Consumption of cheese is associated with a high risk of various cancers mainly for the reproductive system in women. Cheese intake is linked with high IGF-1 growth which is an insulin-like factor and helps in managing the impacts of growth hormone in the body (Ahn et al, 2007). The Physicians Health Study, (Chan et al, 2001) discovered a higher risk of prostate cancer among those taking more cheese. The study reviled that most women diagnosed with early-stage breast cancer were taking cheese with high-fat content. The results can be explained by the high IGF-1 which facilitates growth hormone which is stored in form of fat making more estrogen in the body hence the high riskiness of breast cancer. Additionally, cheese intake can lead to ovarian cancer development. The breakdown of lactose in cheese after consumption into more galactose facilitates the development of ovarian cancer since the galactose is toxic to the ovarian cells (Ahn et al, 2007). The British Journal of Cancer, (Mommers et al, 2006) in their study established women with lactose intolerance who avoid cheese intake have a lower risk of breast, ovarian, and lung cancer. The research concluded that avoiding excessive cheese consumption will minimize extra hormones in the body hence reducing the risk of prostate cancer in the body (Ahn et al, 2007).

Ways of Ensuring Healthier Cheese Consumption

Adults with long-term cardiovascular disease risk should consider the fat and calories content in the type of cheese they consume (Alexander, D et al, 2016). Cheese with low-fat saturation and calories like mozzarella and ricotta can be taken by these adults. Incorporating other nutritious food while taking cheese helps in maintaining a healthy cheese consumption (Millar, C. L. et al, 2021). To acquire the nutrients content in cheese one can try using it as dessert instead of taking pie and cakes as desserts which bear more risks to the body’s health. One should consider the lactose level in the type of cheese they consume especially for those with lactose intolerance. Finally, one should be mindful of the sodium content in the cheese they consume since high sodium content in the diet can result in high blood pressure or heart diseases (Lichtenstein et al, 2006).
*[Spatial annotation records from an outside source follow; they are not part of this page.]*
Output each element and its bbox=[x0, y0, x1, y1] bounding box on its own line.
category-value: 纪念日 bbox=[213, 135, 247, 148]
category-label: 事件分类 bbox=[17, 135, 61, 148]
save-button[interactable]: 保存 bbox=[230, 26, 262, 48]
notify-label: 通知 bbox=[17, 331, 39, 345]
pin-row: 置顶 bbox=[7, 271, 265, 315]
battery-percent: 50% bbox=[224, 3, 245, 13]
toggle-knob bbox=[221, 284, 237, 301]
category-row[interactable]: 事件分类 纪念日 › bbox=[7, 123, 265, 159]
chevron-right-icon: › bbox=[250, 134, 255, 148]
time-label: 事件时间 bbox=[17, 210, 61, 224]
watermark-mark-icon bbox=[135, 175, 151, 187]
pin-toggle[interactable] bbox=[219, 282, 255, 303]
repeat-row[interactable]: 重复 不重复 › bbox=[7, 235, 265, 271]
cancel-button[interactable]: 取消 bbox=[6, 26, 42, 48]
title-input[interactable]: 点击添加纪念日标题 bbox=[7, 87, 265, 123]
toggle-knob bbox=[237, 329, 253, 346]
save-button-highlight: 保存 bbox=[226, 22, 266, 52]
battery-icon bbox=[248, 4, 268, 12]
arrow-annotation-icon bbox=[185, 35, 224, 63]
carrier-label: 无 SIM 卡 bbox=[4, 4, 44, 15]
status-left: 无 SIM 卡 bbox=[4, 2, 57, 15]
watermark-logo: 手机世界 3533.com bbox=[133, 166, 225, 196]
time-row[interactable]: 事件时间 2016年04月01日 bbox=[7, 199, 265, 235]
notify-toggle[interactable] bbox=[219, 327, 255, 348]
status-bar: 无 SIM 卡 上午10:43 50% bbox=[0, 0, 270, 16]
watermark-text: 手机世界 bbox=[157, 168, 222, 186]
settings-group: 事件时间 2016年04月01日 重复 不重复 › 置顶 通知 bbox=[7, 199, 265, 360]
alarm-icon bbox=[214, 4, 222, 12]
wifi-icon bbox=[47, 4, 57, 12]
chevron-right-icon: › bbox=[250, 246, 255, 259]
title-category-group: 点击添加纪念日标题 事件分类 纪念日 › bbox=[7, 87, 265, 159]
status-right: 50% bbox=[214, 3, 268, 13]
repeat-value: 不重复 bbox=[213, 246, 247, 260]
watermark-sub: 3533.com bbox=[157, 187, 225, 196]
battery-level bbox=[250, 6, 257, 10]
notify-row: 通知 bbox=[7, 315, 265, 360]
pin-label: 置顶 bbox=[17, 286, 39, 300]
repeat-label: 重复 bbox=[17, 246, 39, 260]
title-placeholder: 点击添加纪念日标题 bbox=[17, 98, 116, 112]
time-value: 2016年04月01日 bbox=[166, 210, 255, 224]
Cheese is delicious, inexpensive, and easy to prepare thus it’s one of the most popular food groups in the world. If you combine cheese with other food, you can make a variety of dishes. It’s found in recipes from breakfast to dessert and is enjoyed around the world by people of all ages. The most common types of cheese worldwide are hard cheeses which are usually eaten at room temperature and soft cheeses which are usually eaten cold (Kapoor, R., & Metzger, L. E. 2008). The great thing about cheese is that it’s not just for adults! Cheese can be enjoyed by the whole family, including kids. Cheese offers several nutritious benefits to the body since it contains proteins, fats, minerals, and vitamins contents. The nutrient content of cheese varies on the type of cheese. Cheese consumption has been identified as a health benefit and important diet that guards against heart disease, stroke, and high blood pressure by several research studies. However, eating large amounts of cheese with saturated fat content can hurt your health, especially for people with a high risk for cardiovascular diseases. To enjoy the health benefits that cheese consumption bears, one should incorporate other nutritious foods like vegetables and fruits into their diet.